Tra tutti i piccoli imprenditori, nel nostro Bel Paese, si distinguono gli artigiani, che rappresentano un tassello fondamentale nel mosaico produttivo. Nel primo trimestre di quest’anno si registra qualche timido segnale di ripresa, ma la situazione maturata in questi ultimi 5 anni di crisi economica è stata drammatica: l’Italia ha perso 75.500 imprese artigiane.
I dati elaborati dalla Cgia di Mestre indicano che l’artigianato è stato il comparto economico più colpito dalla recessione, fotografando una situazione pesantissima per il nostro Paese. I settori colpiti sono stati le costruzioni, i trasporti e il manifatturiero, che hanno segnato le performance più negative. Si denuncia che tra il 2008 e il 2013 le due principali categorie che costituiscono il cosiddetto popolo delle partite Iva, ovvero artigiani e commercianti, hanno subito una vera e propria strage. Se tra i piccoli commercianti il calo sfiora le 64mila unità, tra gli artigiani supera la quota dei 70mila. Di queste, poco meno di 12.000 operavano nel nord est. Nel Veneto infatti la situazione ha assunto i toni di una vera disfatta. Tra il 2009 e il 2013 mancano all’appello 9.800 imprese artigiane, di queste, 2.187 operavano in provincia di Treviso; 1.949 a Verona; 1.848 a Vicenza e 1.836 a Venezia. In Toscana si è avuta una diminuzione del patrimonio imprenditoriale artigiano del 7%, anche se l’intensità di tale crisi ha conosciuto gradazioni diverse a livello provinciale: si parte dal -2,3% di Massa-Carrara; il -2,4% di Prato, passando per il -5,2% di Firenze, fino al -9,8% di Siena.

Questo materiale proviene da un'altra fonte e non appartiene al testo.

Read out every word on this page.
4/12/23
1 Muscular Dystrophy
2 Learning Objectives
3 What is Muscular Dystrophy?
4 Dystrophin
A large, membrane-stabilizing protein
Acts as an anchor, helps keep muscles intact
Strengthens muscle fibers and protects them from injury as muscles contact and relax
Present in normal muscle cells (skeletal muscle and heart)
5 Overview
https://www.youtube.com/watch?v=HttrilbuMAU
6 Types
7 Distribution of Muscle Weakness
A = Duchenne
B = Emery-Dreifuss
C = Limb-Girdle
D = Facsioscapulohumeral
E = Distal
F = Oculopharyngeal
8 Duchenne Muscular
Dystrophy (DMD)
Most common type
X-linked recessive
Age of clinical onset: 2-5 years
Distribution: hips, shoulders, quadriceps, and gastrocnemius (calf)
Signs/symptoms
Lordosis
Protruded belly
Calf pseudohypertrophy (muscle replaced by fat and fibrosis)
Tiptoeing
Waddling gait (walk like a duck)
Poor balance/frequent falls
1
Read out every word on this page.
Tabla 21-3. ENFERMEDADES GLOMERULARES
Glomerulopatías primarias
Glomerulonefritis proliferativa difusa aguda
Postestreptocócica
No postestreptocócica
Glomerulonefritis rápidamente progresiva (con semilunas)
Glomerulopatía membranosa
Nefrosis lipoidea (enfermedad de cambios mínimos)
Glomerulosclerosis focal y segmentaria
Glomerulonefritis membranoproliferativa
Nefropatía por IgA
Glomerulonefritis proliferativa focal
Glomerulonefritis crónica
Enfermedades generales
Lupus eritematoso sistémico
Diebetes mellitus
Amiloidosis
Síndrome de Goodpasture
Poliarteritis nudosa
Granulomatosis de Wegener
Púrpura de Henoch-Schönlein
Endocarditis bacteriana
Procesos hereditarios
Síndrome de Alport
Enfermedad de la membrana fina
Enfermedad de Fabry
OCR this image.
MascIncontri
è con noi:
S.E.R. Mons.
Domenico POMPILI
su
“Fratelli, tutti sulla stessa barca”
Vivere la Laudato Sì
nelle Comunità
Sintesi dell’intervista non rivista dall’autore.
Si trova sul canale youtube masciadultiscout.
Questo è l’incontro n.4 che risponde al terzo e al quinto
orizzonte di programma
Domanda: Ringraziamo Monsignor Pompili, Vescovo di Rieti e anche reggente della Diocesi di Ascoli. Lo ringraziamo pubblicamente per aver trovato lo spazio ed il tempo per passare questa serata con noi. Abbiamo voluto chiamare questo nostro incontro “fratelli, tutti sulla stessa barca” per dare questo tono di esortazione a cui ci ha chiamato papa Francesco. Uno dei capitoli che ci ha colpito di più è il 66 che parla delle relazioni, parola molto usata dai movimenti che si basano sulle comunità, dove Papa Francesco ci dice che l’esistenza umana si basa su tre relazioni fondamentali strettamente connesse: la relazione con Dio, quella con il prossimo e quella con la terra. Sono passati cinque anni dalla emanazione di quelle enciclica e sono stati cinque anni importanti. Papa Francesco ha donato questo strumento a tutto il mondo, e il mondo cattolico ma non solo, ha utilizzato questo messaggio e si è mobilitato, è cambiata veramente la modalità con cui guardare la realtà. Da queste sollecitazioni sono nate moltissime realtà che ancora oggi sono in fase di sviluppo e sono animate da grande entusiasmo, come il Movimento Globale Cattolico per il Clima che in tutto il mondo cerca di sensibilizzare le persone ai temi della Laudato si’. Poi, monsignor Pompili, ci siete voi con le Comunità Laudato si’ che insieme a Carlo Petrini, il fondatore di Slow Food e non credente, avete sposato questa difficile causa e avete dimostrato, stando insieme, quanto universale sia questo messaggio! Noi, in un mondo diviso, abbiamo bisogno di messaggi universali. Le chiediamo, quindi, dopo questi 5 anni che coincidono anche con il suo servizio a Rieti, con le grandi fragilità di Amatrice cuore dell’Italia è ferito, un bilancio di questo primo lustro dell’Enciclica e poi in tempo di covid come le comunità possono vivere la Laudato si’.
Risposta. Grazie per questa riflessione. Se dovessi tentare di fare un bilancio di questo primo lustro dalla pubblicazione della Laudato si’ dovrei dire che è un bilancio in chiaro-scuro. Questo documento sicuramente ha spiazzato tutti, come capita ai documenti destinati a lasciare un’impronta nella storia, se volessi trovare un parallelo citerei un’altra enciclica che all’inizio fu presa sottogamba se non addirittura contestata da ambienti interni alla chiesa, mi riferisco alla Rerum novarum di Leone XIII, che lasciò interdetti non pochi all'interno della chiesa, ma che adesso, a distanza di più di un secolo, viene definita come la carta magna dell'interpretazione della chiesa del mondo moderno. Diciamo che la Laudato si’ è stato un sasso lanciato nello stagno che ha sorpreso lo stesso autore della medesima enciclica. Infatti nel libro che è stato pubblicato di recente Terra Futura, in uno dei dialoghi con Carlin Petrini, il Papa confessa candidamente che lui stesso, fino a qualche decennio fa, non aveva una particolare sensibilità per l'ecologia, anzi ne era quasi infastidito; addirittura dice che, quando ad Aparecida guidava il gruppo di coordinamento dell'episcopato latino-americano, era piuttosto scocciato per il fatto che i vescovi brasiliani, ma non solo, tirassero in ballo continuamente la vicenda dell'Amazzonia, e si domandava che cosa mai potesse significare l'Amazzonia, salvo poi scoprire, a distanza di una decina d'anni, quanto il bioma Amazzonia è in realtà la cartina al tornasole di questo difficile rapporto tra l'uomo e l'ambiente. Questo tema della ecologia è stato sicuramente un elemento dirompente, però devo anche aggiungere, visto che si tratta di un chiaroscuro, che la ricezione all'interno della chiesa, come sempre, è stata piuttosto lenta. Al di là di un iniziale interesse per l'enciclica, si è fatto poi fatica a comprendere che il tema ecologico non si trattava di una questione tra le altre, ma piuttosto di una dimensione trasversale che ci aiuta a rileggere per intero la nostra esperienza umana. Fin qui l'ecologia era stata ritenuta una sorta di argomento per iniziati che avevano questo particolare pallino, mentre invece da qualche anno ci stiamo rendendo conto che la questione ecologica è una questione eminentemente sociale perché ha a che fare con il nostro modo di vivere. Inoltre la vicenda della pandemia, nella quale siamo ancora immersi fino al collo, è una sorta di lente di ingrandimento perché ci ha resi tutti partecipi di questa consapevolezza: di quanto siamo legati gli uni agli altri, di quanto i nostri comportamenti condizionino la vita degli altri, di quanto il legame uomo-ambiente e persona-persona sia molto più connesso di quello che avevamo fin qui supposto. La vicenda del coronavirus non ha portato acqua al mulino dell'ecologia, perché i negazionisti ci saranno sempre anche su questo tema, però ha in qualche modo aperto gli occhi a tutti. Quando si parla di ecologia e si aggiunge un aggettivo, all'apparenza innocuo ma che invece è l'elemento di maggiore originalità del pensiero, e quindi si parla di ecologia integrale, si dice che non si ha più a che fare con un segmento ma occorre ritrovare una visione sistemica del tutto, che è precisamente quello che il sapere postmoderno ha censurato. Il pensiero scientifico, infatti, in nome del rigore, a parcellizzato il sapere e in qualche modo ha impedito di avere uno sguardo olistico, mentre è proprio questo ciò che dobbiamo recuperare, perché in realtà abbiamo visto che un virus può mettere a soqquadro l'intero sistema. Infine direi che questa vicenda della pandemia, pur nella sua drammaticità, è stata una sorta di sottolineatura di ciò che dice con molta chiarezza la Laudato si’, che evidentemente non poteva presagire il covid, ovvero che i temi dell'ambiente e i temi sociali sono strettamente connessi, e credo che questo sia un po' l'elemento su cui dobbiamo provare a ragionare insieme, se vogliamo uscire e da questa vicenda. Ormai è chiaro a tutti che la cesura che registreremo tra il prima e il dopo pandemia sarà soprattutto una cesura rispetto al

“Drastica riduzione dei consumi delle famiglie, forte aumento sia delle tasse sia del peso della burocrazia e la restrizione del credito”, segnala Giuseppe Bortolussi, segretario della Cgia. Infatti tra il 2008 e il 2013 la pressione fiscale in Italia è aumentata di 1,7%: l’anno scorso ha toccato il record storico del 44,3%. Anche il peso degli adempimenti burocratici ha assunto un livello insopportabile. Secondo i dati della Presidenza del Consiglio dei Ministri, la burocrazia costa al mondo delle imprese italiane 31 miliardi di euro all’anno. Ciò implica che su ogni impresa grava mediamente un costo annuo pari a 7mila euro. A differenza di quelle più grandi, le piccolissime imprese non possiedono una struttura amministrativa al proprio interno e sono quindi costrette a rivolgersi a professionisti esterni, subendo costi annui ben superiori.
Inoltre il lavoro artigiano è profondamente cambiato. La parte “abilità manuale” diventa sempre meno importante poiché impianti, macchine, costruzioni varie, sono ormai in mano al software, all’elettronica, alle normative, alle strategie dei costruttori e dei fornitori. Quindi l’abilità puramente manuale ha perso peso. C’è da considerare anche che a differenza dei lavoratori dipendenti, quando un autonomo cessa l’attività non dispone di alcuna misura di sostegno di reddito e spesso si ritrova solo con molti debiti da pagare e un futuro tutto da inventare.